As a kid, I hated going to school – the blessed place that imparted me with all the skills necessary to live a life as a functioning adult. From the importance of being punctual to the value of dressing well, everything was internalized in me by my teachers. I didn’t realize all of these things at that time. I despised the fact that you couldn’t wear your regular black shoes on Mondays and Saturdays. I despised the fact that teachers made us carry different notebooks for the same subject. I despised exams, I despised mathematics and I despised certain classmates. Even then, I would give anything to go back to that time. It’s ironical, but I failed to appreciate the beauty of that time when I was living it.
Just yesterday, while on a date with someone I had known in my previous office, I brought up the topic of my first day at school. I remember crying a lot because I had never seen so many unknown faces at once. Also, it was probably the first time I was left on my own. It was comfortable to live with three people who loved you all the time. I had serious separation anxiety and it took me a bit of time to get rid of the lump in my throat.
“Did you make a friend on your first day?” Leena (with whom I was walking on the Marine Drive) asked me.
“I am coming to that,” I said.
When the lunch period came, I talked to my classmate Rohit who was sitting next to me. The exact details of the conversation remain hazy in my memory but it was probably something about a teacher. I found out that he stayed close to my house and we promised to meet sometime soon. In the next few periods, I actually enjoyed the lessons and felt secure. We had an English class where the teacher narrated us an interesting story about Snow White and the seven dwarfs. We had a Mathematics class where we were taught to count. We also had a games period where we just ran on the ground with a football. I hardly got a touch but it was refreshing to get some air.
When the time came to leave the school, I was extremely happy.
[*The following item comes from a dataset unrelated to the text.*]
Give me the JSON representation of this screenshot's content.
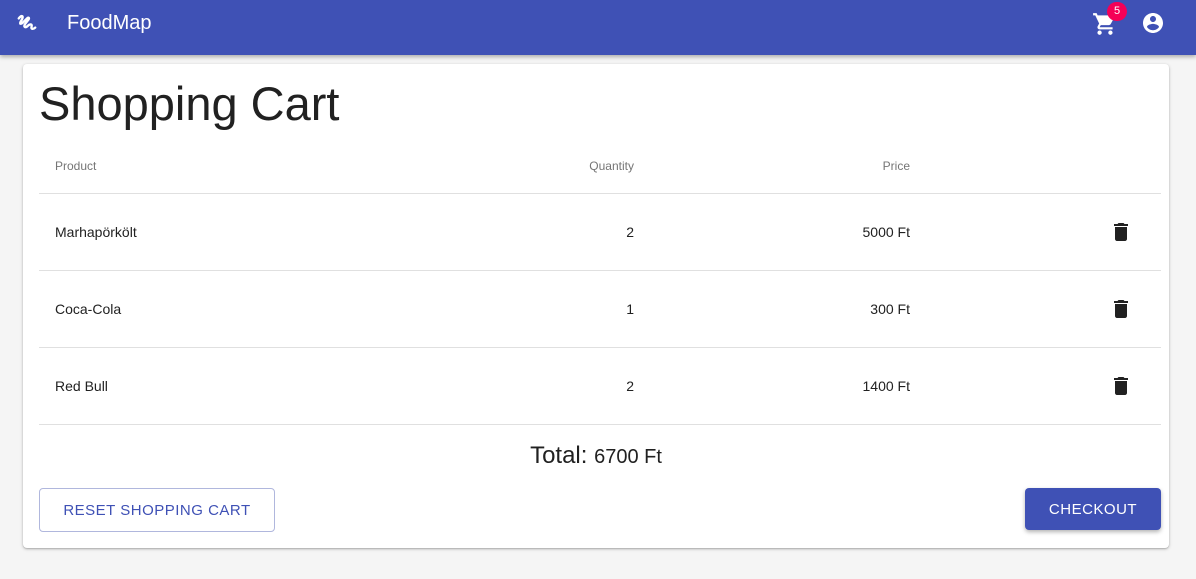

My mother was waiting outside and I ran into her arms. “I missed you beta,” she said.
“I missed you too mummy,” I told her with a beaming smile.
“Where is your water bottle?” she asked me after that.
“Oh no, I forgot it,” I told her, suddenly swept with guilt.
“It’s okay. Always remember to carry your water bottle when you leave school okay,” she told me and called for a rickshaw.
After coming home, I switched on the TV and started watching Cartoon Network – the only channel meant for kids during those times. The images kept me hooked and I was lost in that world for a long time.
“You have such a nice memory. I hardly remember my first day at school,” Leena told me. We had reached the bar where we were supposed to have drinks. We decided to order some whiskey and soda and continued our conversation.
“I joined school a little later than usual. I was four years old. Most people join Nursery when they are just three,” I told her.
“Oh, I was three when I joined. I remember waiting for the final bell, but I was a very obedient girl in school. I completed all my homework and scored good marks throughout. It was only when office life hit me did I start getting depressed,” she said.
“Are you in touch with any of your kindergarten friends?” I asked.
“Not really. Though I speak to them sometimes, it is mostly mundane small talk. The camaraderie that we shared as children has been lost,” she said.
“It’s the same with me. I don’t even have anyone’s phone number. I just know them as Facebook friends. I am close to some school friends though. It’s just that I met them after fifth standard,” I told her.
“It’s nice talking about school days. So many memories come back. I wish there was a time machine with which we could go back,” she said.
“Hahaha, I wish so too. I had read a novel a few years ago called Swami and Friends. It was by RK Narayan. It’s pretty good and takes you back to your school days,” I told her.
The night passed by with similar conversations. When it was time to say goodbye, I felt a pang of sadness similar to what I felt on my last day of school. I knew we would meet again, but separation was still painful. Life had come a long way since school but it was still beautiful.
Disclaimer: The following is a work of fiction. Any resemblance to any person living or dead is purely coincidental.